The government’s attempted promotion of its first budget has only served to underscore its acute weakness. The Liberal Party came to office amid widespread hostility within the working class towards the incumbent coalition Labor-Greens government and its right-wing pro-business policies. Labor and the Greens worked to impose the austerity measures demanded by the ruling elite—massive cuts were imposed on hospitals and the healthcare system, while Greens’ leader Nick McKim attempted as education minister to shut down more than 20 public schools. At the March election, Labor’s vote plummeted to a historic low of 27 percent and the Greens lost a third of their support from the previous election, with their vote dropping from nearly 22 percent to 13.5 percent.

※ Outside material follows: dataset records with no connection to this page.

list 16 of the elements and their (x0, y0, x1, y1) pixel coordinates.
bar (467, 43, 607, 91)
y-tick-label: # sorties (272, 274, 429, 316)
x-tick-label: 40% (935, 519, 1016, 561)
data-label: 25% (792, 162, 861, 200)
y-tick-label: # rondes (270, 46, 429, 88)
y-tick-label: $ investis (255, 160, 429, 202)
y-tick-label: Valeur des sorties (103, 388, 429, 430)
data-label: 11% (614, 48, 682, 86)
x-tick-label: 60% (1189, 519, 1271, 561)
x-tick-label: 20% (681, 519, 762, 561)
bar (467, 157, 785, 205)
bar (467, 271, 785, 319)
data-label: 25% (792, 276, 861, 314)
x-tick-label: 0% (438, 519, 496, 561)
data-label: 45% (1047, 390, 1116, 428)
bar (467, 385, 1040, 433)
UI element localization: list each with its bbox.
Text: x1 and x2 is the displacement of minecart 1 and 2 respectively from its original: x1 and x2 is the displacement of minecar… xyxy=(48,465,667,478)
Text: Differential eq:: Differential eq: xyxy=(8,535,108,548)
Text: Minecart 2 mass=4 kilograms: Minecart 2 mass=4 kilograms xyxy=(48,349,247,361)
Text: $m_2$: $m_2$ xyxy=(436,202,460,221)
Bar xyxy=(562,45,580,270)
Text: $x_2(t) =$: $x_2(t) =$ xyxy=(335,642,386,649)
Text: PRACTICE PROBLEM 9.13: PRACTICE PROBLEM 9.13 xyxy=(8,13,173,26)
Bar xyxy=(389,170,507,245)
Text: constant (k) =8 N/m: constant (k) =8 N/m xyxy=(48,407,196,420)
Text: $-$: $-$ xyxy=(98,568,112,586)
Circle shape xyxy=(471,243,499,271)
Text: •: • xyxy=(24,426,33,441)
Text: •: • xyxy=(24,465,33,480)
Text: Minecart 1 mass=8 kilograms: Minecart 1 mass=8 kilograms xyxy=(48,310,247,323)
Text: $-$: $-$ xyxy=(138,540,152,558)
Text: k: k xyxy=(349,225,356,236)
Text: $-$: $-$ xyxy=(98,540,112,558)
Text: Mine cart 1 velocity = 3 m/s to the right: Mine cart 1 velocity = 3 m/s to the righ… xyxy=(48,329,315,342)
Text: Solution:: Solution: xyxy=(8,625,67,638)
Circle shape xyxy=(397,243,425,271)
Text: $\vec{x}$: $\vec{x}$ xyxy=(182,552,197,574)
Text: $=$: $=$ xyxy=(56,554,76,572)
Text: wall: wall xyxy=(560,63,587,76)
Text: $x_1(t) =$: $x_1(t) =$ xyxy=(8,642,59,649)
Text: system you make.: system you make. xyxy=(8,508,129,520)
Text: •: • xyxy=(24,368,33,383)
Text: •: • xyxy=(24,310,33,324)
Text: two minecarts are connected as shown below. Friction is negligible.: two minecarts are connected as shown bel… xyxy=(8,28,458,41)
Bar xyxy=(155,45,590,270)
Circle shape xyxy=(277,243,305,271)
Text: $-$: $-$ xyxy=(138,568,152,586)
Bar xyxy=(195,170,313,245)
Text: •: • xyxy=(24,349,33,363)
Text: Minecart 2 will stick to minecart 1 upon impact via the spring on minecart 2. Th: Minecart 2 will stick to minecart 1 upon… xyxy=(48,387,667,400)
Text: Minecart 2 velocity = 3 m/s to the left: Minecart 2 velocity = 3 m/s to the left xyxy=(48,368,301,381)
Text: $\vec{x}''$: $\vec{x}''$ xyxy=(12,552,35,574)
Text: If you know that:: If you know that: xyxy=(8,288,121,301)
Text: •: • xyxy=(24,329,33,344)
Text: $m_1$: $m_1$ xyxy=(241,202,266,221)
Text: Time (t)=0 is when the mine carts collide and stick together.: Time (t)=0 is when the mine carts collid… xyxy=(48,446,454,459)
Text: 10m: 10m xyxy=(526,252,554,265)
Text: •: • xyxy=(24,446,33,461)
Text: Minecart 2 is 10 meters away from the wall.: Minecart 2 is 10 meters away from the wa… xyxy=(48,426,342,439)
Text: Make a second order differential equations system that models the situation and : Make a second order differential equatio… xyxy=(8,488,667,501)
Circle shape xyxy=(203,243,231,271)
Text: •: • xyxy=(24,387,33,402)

Now the Liberal Party is committed to deepening the “free market” and austerity policies that led to the Labor-Greens government being turfed out of office. No doubt anticipating opposition to its measures, the Hodgman government is moving to bolster the repressive powers of the state.
As part of its “law and order” policies, the budget boosted prison spending, including allocating $16 million for wage increases for prison officers, who have been exempted from the public sector freeze. Moreover, the government is moving to enact draconian anti-protest laws. Anyone found to have “hindered a business” in the course of a political demonstration would face a minimum fine of $5,000 for the first and second offences, and up to two years imprisonment for a third offence. According to labour law firm Hall Payne Lawyers, the legislation could be used against anyone who marched in the street and delayed a delivery van or taxi.
The opposition Labor Party has attacked the budget from the right, looking to win the backing of key sections of the corporate elite ahead of the next state election. Labor’s treasury spokesman Scott Bacon declared that the Liberals had a “spending problem all of their own making as they promised all things to all people before the election.” He added that Treasurer Gutwein had “completely abandoned his own fiscal strategy and his actions threaten to result in a credit downgrade.”
The comments only underscore the unanimous agreement within the political establishment in Tasmania and nationally—Liberal, Labor, and Greens—for ever more ruthless measures against the working class.